Outcome: Deploy-window TTFT regressions fell below 5% of sessions; scale-out events no longer trigger support escalations. Weight cache hit rate on multi-replica nodes exceeded 94%.

Technique decision table

Scenario	Prefer	Avoid
Latency-sensitive chat API	Full warmup + strict readiness; blue/green deploys	TCP-only health checks; simultaneous multi-replica boot
Batch overnight jobs	Lazy load acceptable; amortize cold start over large batch	Expensive graph warmup for every shape bucket
Autoscale on queue depth	Scale-ahead + warmup-aware ready probe; cooldown after ready	Instant 100% traffic to new pods
Multi-replica per GPU node	Shared NVMe weight cache; staggered process start	Four parallel S3 downloads of the same 140GB checkpoint
Frequent shape changes (dynamic batch)	Bounded bucket set + warmup those buckets	CUDA graphs without bucket discipline
Serverless / scale-to-zero	Smaller model tier, persistent warm minimum, or accept cold penalty	70B scale-to-zero without user-facing latency disclosure
torch.compile enabled	Persisted compile cache on shared volume	Fresh compile on every pod restart

Common pitfalls

Health check equals model ready. Port-open probes hide multi-minute weight loads.
Warmup with trivial prompts only.

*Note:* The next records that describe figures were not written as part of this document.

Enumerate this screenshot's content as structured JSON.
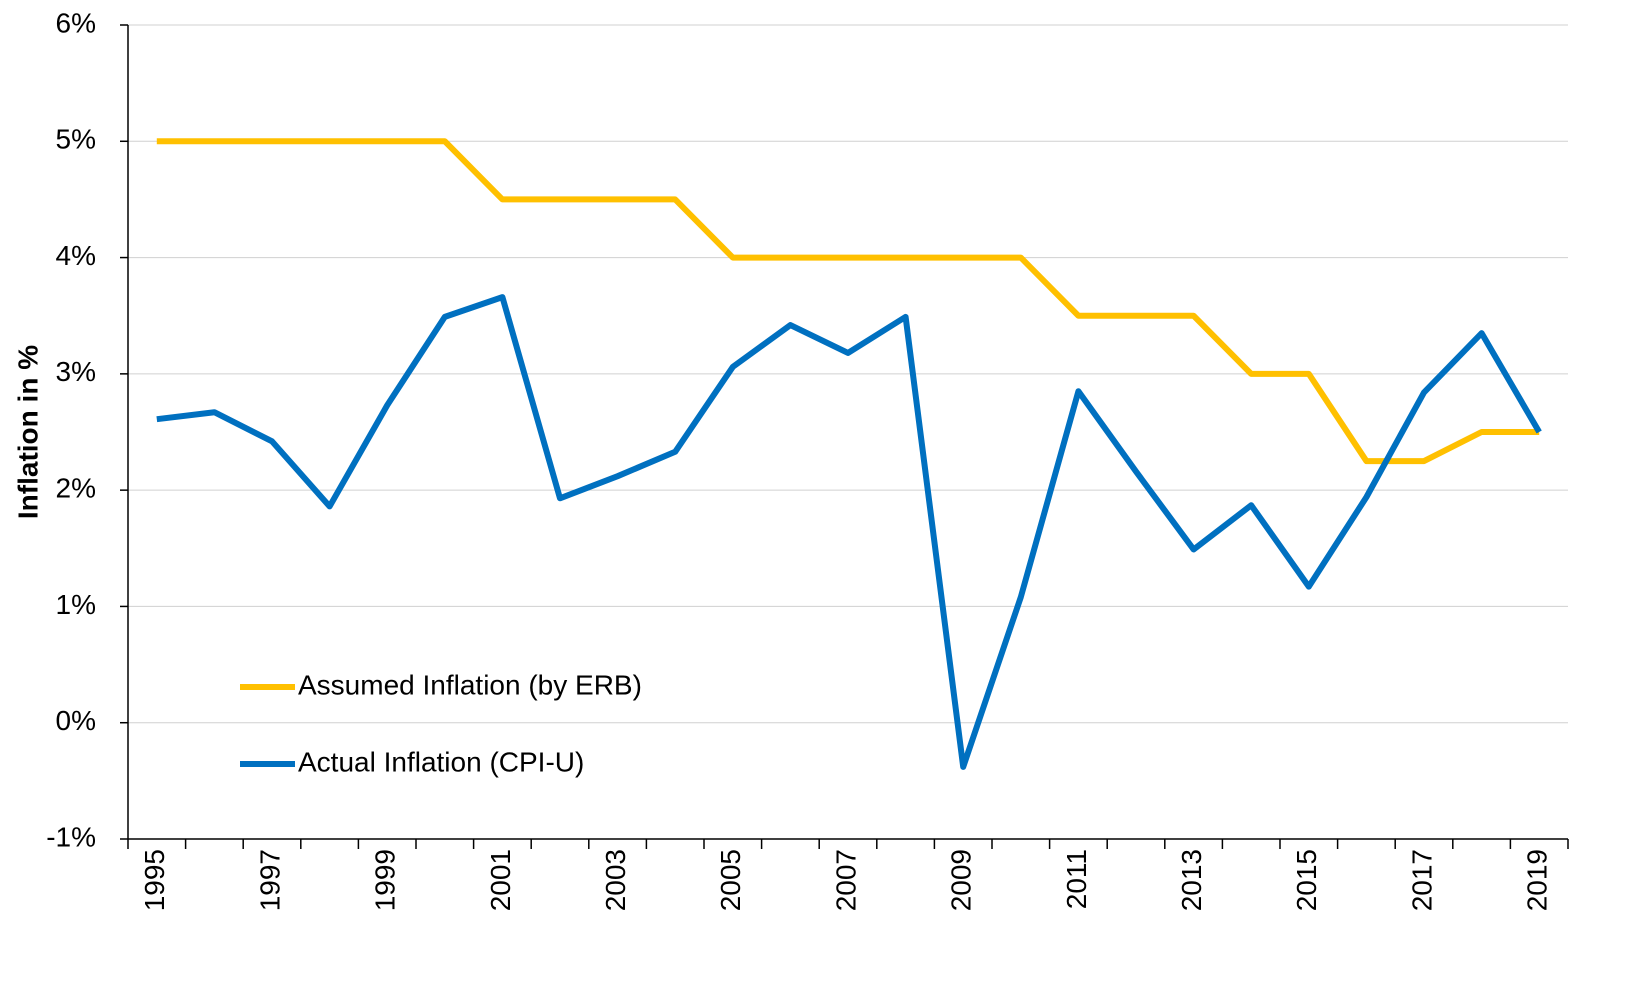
{
  "chart_data": {
    "type": "line",
    "y_label": "Inflation in %",
    "categories": [
      "1995",
      null,
      "1997",
      null,
      "1999",
      null,
      "2001",
      null,
      "2003",
      null,
      "2005",
      null,
      "2007",
      null,
      "2009",
      null,
      "2011",
      null,
      "2013",
      null,
      "2015",
      null,
      "2017",
      null,
      "2019"
    ],
    "series": [
      {
        "name": "Assumed Inflation (by ERB)",
        "color": "#FFC000",
        "values": [
          5,
          5,
          5,
          5,
          5,
          5,
          4.5,
          4.5,
          4.5,
          4.5,
          4,
          4,
          4,
          4,
          4,
          4,
          3.5,
          3.5,
          3.5,
          3,
          3,
          2.25,
          2.25,
          2.5,
          2.5
        ]
      },
      {
        "name": "Actual Inflation (CPI-U)",
        "color": "#0070C0",
        "values": [
          2.61,
          2.67,
          2.42,
          1.86,
          2.73,
          3.49,
          3.66,
          1.93,
          2.12,
          2.33,
          3.06,
          3.42,
          3.18,
          3.49,
          -0.38,
          1.08,
          2.85,
          2.16,
          1.49,
          1.87,
          1.17,
          1.94,
          2.84,
          3.35,
          2.5
        ]
      }
    ],
    "ylim": [
      -1,
      6
    ],
    "yticks": [
      {
        "value": -1,
        "label": "-1%"
      },
      {
        "value": 0,
        "label": "0%"
      },
      {
        "value": 1,
        "label": "1%"
      },
      {
        "value": 2,
        "label": "2%"
      },
      {
        "value": 3,
        "label": "3%"
      },
      {
        "value": 4,
        "label": "4%"
      },
      {
        "value": 5,
        "label": "5%"
      },
      {
        "value": 6,
        "label": "6%"
      }
    ],
    "grid": true,
    "legend": "lower left"
  }
}
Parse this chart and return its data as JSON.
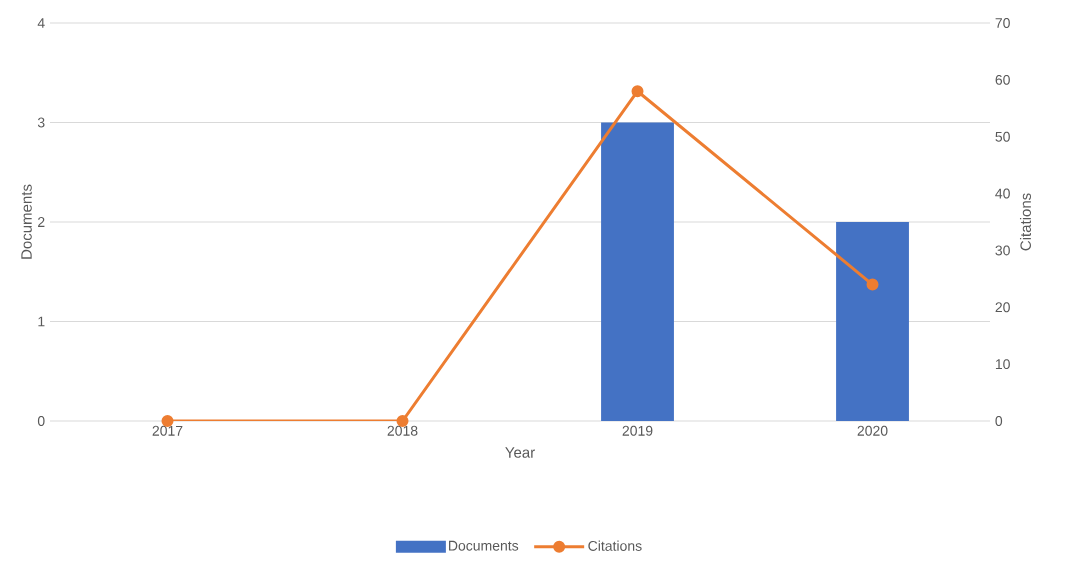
{
  "chart_data": {
    "type": "bar",
    "xlabel": "Year",
    "ylabel": "Documents",
    "y2label": "Citations",
    "categories": [
      "2017",
      "2018",
      "2019",
      "2020"
    ],
    "series": [
      {
        "name": "Documents",
        "color": "#4472c4",
        "values": [
          0,
          0,
          3,
          2
        ]
      },
      {
        "name": "Citations",
        "type": "line",
        "axis": "y2",
        "color": "#ed7d31",
        "marker": "circle",
        "values": [
          0,
          0,
          58,
          24
        ]
      }
    ],
    "ylim": [
      0,
      4
    ],
    "yticks": [
      0,
      1,
      2,
      3,
      4
    ],
    "y2lim": [
      0,
      70
    ],
    "y2ticks": [
      0,
      10,
      20,
      30,
      40,
      50,
      60,
      70
    ],
    "grid": "y",
    "legend": "bottom"
  }
}
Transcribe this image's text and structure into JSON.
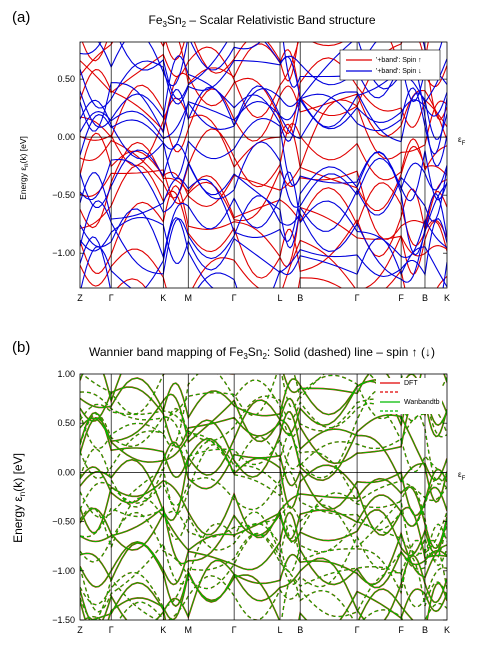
{
  "colors": {
    "spin_up": "#e00000",
    "spin_down": "#0000dd",
    "dft": "#e00000",
    "wanbandtb": "#00bb00"
  },
  "chart_data": [
    {
      "panel_label": "(a)",
      "type": "line",
      "title_main": "Fe",
      "title_sub1": "3",
      "title_mid": "Sn",
      "title_sub2": "2",
      "title_rest": " – Scalar Relativistic Band structure",
      "ylabel": "Energy εn(k) [eV]",
      "ylabel_parts": [
        "Energy ε",
        "n",
        "(k) [eV]"
      ],
      "ylim": [
        -1.3,
        0.82
      ],
      "yticks": [
        "0.50",
        "0.00",
        "−0.50",
        "−1.00"
      ],
      "ytick_values": [
        0.5,
        0.0,
        -0.5,
        -1.0
      ],
      "fermi_label": "εF",
      "fermi_parts": [
        "ε",
        "F"
      ],
      "kpath": [
        "Z",
        "Γ",
        "K",
        "M",
        "Γ",
        "L",
        "B",
        "Γ",
        "F",
        "B",
        "K"
      ],
      "kpath_positions": [
        0,
        0.085,
        0.227,
        0.295,
        0.42,
        0.545,
        0.6,
        0.755,
        0.875,
        0.94,
        1.0
      ],
      "vlines_at": [
        0.085,
        0.227,
        0.295,
        0.42,
        0.545,
        0.6,
        0.755,
        0.875,
        0.94
      ],
      "grid": true,
      "legend_position": "top-right",
      "series": [
        {
          "name": "'+band': Spin ↑",
          "color": "#e00000"
        },
        {
          "name": "'+band': Spin ↓",
          "color": "#0000dd"
        }
      ]
    },
    {
      "panel_label": "(b)",
      "type": "line",
      "title_text": "Wannier band mapping of Fe",
      "title_sub1": "3",
      "title_mid": "Sn",
      "title_sub2": "2",
      "title_rest": ": Solid (dashed) line – spin ↑ (↓)",
      "ylabel_parts": [
        "Energy ε",
        "n",
        "(k) [eV]"
      ],
      "ylim": [
        -1.5,
        1.0
      ],
      "yticks": [
        "1.00",
        "0.50",
        "0.00",
        "−0.50",
        "−1.00",
        "−1.50"
      ],
      "ytick_values": [
        1.0,
        0.5,
        0.0,
        -0.5,
        -1.0,
        -1.5
      ],
      "fermi_parts": [
        "ε",
        "F"
      ],
      "kpath": [
        "Z",
        "Γ",
        "K",
        "M",
        "Γ",
        "L",
        "B",
        "Γ",
        "F",
        "B",
        "K"
      ],
      "kpath_positions": [
        0,
        0.085,
        0.227,
        0.295,
        0.42,
        0.545,
        0.6,
        0.755,
        0.875,
        0.94,
        1.0
      ],
      "vlines_at": [
        0.085,
        0.227,
        0.295,
        0.42,
        0.545,
        0.6,
        0.755,
        0.875,
        0.94
      ],
      "grid": true,
      "legend_position": "top-right",
      "series": [
        {
          "name": "DFT",
          "color": "#e00000"
        },
        {
          "name": "",
          "color": "#e00000",
          "dashed": true
        },
        {
          "name": "Wanbandtb",
          "color": "#00bb00"
        },
        {
          "name": "",
          "color": "#00bb00",
          "dashed": true
        }
      ]
    }
  ]
}
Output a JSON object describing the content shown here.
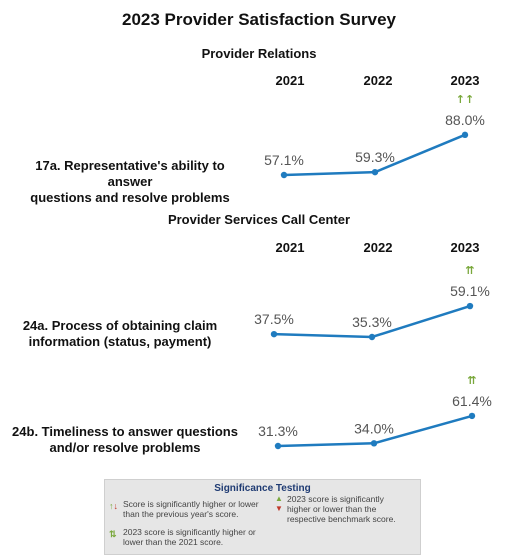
{
  "title": "2023 Provider Satisfaction Survey",
  "sections": [
    {
      "name": "Provider Relations",
      "years": [
        "2021",
        "2022",
        "2023"
      ],
      "questions": [
        {
          "label_line1": "17a. Representative's ability to answer",
          "label_line2": "questions and resolve problems",
          "labels": [
            "57.1%",
            "59.3%",
            "88.0%"
          ],
          "sig_marker": "↑↑"
        }
      ]
    },
    {
      "name": "Provider Services Call Center",
      "years": [
        "2021",
        "2022",
        "2023"
      ],
      "questions": [
        {
          "label_line1": "24a. Process of obtaining claim",
          "label_line2": "information (status, payment)",
          "labels": [
            "37.5%",
            "35.3%",
            "59.1%"
          ],
          "sig_marker": "⇈"
        },
        {
          "label_line1": "24b. Timeliness to answer questions",
          "label_line2": "and/or resolve problems",
          "labels": [
            "31.3%",
            "34.0%",
            "61.4%"
          ],
          "sig_marker": "⇈"
        }
      ]
    }
  ],
  "legend": {
    "title": "Significance Testing",
    "items": [
      {
        "icon": "↑↓",
        "line1": "Score is significantly higher or lower",
        "line2": "than the previous year's score."
      },
      {
        "icon": "⇅",
        "line1": "2023 score is significantly higher or",
        "line2": "lower than the 2021 score."
      },
      {
        "icon": "▲▼",
        "line1": "2023 score is significantly",
        "line2": "higher or lower than the",
        "line3": "respective benchmark score."
      }
    ]
  },
  "colors": {
    "line": "#1f7bbf",
    "marker_up": "#7aa83c",
    "marker_down": "#c0392b"
  },
  "chart_data": [
    {
      "type": "line",
      "title": "17a. Representative's ability to answer questions and resolve problems",
      "categories": [
        "2021",
        "2022",
        "2023"
      ],
      "values": [
        57.1,
        59.3,
        88.0
      ],
      "ylim": [
        0,
        100
      ]
    },
    {
      "type": "line",
      "title": "24a. Process of obtaining claim information (status, payment)",
      "categories": [
        "2021",
        "2022",
        "2023"
      ],
      "values": [
        37.5,
        35.3,
        59.1
      ],
      "ylim": [
        0,
        100
      ]
    },
    {
      "type": "line",
      "title": "24b. Timeliness to answer questions and/or resolve problems",
      "categories": [
        "2021",
        "2022",
        "2023"
      ],
      "values": [
        31.3,
        34.0,
        61.4
      ],
      "ylim": [
        0,
        100
      ]
    }
  ]
}
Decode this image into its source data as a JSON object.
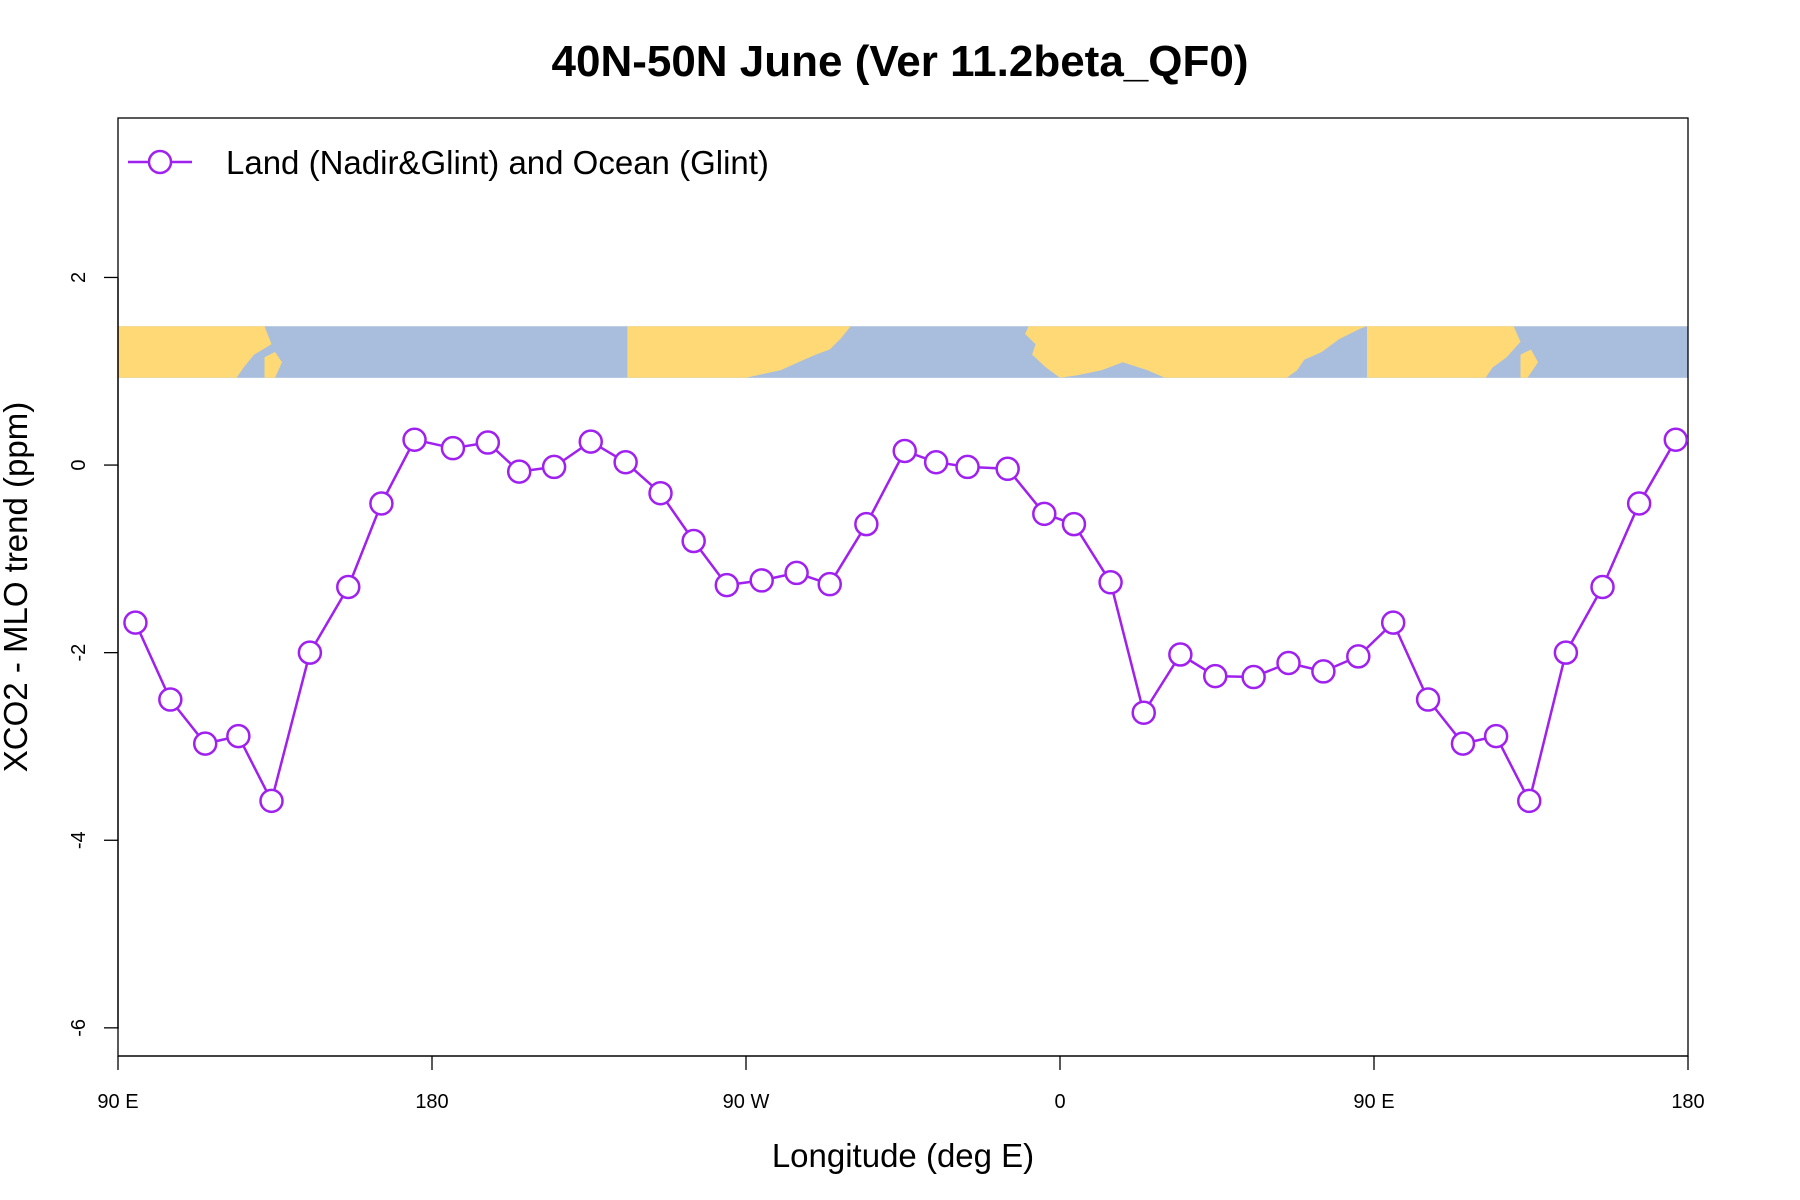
{
  "chart_data": {
    "type": "line",
    "title": "40N-50N June (Ver 11.2beta_QF0)",
    "xlabel": "Longitude (deg E)",
    "ylabel": "XCO2 - MLO trend (ppm)",
    "xlim": [
      90,
      540
    ],
    "ylim": [
      -6.3,
      3.7
    ],
    "x_ticks": [
      {
        "value": 90,
        "label": "90 E"
      },
      {
        "value": 180,
        "label": "180"
      },
      {
        "value": 270,
        "label": "90 W"
      },
      {
        "value": 360,
        "label": "0"
      },
      {
        "value": 450,
        "label": "90 E"
      },
      {
        "value": 540,
        "label": "180"
      }
    ],
    "y_ticks": [
      {
        "value": 2,
        "label": "2"
      },
      {
        "value": 0,
        "label": "0"
      },
      {
        "value": -2,
        "label": "-2"
      },
      {
        "value": -4,
        "label": "-4"
      },
      {
        "value": -6,
        "label": "-6"
      }
    ],
    "legend": {
      "position": "top-left",
      "label": "Land (Nadir&Glint) and Ocean (Glint)"
    },
    "map_band": {
      "y_range": [
        0.93,
        1.48
      ],
      "land_color": "#FFD975",
      "ocean_color": "#A8BEDC"
    },
    "series": [
      {
        "name": "Land (Nadir&Glint) and Ocean (Glint)",
        "color": "#A020F0",
        "x": [
          95,
          105,
          115,
          124.5,
          134,
          145,
          156,
          165.5,
          175,
          186,
          196,
          205,
          215,
          225.5,
          235.5,
          245.5,
          255,
          264.5,
          274.5,
          284.5,
          294,
          304.5,
          315.5,
          324.5,
          333.5,
          345,
          355.5,
          364,
          374.5,
          384,
          394.5,
          404.5,
          415.5,
          425.5,
          435.5,
          445.5,
          455.5,
          465.5,
          475.5,
          485,
          494.5,
          505,
          515.5,
          526,
          536.5
        ],
        "y": [
          -1.68,
          -2.5,
          -2.97,
          -2.89,
          -3.58,
          -2.0,
          -1.3,
          -0.41,
          0.27,
          0.18,
          0.24,
          -0.07,
          -0.02,
          0.25,
          0.03,
          -0.3,
          -0.81,
          -1.28,
          -1.23,
          -1.15,
          -1.27,
          -0.63,
          0.15,
          0.03,
          -0.02,
          -0.04,
          -0.52,
          -0.63,
          -1.25,
          -2.64,
          -2.02,
          -2.25,
          -2.26,
          -2.11,
          -2.2,
          -2.04,
          -1.68,
          -2.5,
          -2.97,
          -2.89,
          -3.58,
          -2.0,
          -1.3,
          -0.41,
          0.27
        ]
      }
    ]
  }
}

A 16-token synthetic prompt does not compile 8k-context prefill kernels.
Ignoring decode batch buckets. Warming batch-1 only leaves spikes when continuous batching reaches depth 16.
Thundering herd on object storage. Fleet-wide deploys without stagger can throttle S3 and extend everyone’s cold start.
Killing pods mid-warmup. Aggressive liveness probes during long weight loads restart pods in a crash loop.
No per-replica TTFT metric. Fleet averages mask a single cold replica poisoning round-robin.
Autoscale too reactive. Scaling down then immediately up replays full cold start; use hysteresis.
Assuming compile cache portability. CUDA driver or GPU SKU changes invalidate cached graphs — re-warm after hardware migrations.

Production checklist

Define readiness as model-loaded plus warmup-complete, not process-started.
Run synthetic prefill+decode at 25th/50th/95th percentile context lengths.
Warm CUDA graph buckets matching expected continuous-batching depths.
Cache weights on local NVMe; share cache across co-located replicas.
Stagger replica starts during deploys to avoid storage/network saturation.
Use blue/green or canary weights; ramp traffic only after warmup passes.
Track pod-ready time, warmup duration, and first-real-user TTFT separately.
Set liveness probe timeouts longer than worst-case weight load on your SKU.
Persist torch/Triton compile artifacts when using compilation passes.
Load-test deploy and scale-out paths, not just steady-state throughput.
Document cold-start budget in SLO docs so product sets honest latency expectations.
Align autoscale cooldown with measured warmup time plus safety margin.

Key takeaways

Cold start is the latency tax between process boot and steady-state inference — weight load, JIT kernels, and CUDA graphs all contribute.
Readiness probes must gate traffic until warmup requests succeed at production-like shapes.
Data parallel scale-out multiplies cold starts unless you cache weights and stagger replica boot.
Harbor Analytics cut deploy-window TTFT spikes by pairing NVMe weight cache with warmup-gated readiness and gradual gateway weights.
Measure per-replica first-token latency; fleet averages hide poisoned cold replicas in round-robin pools.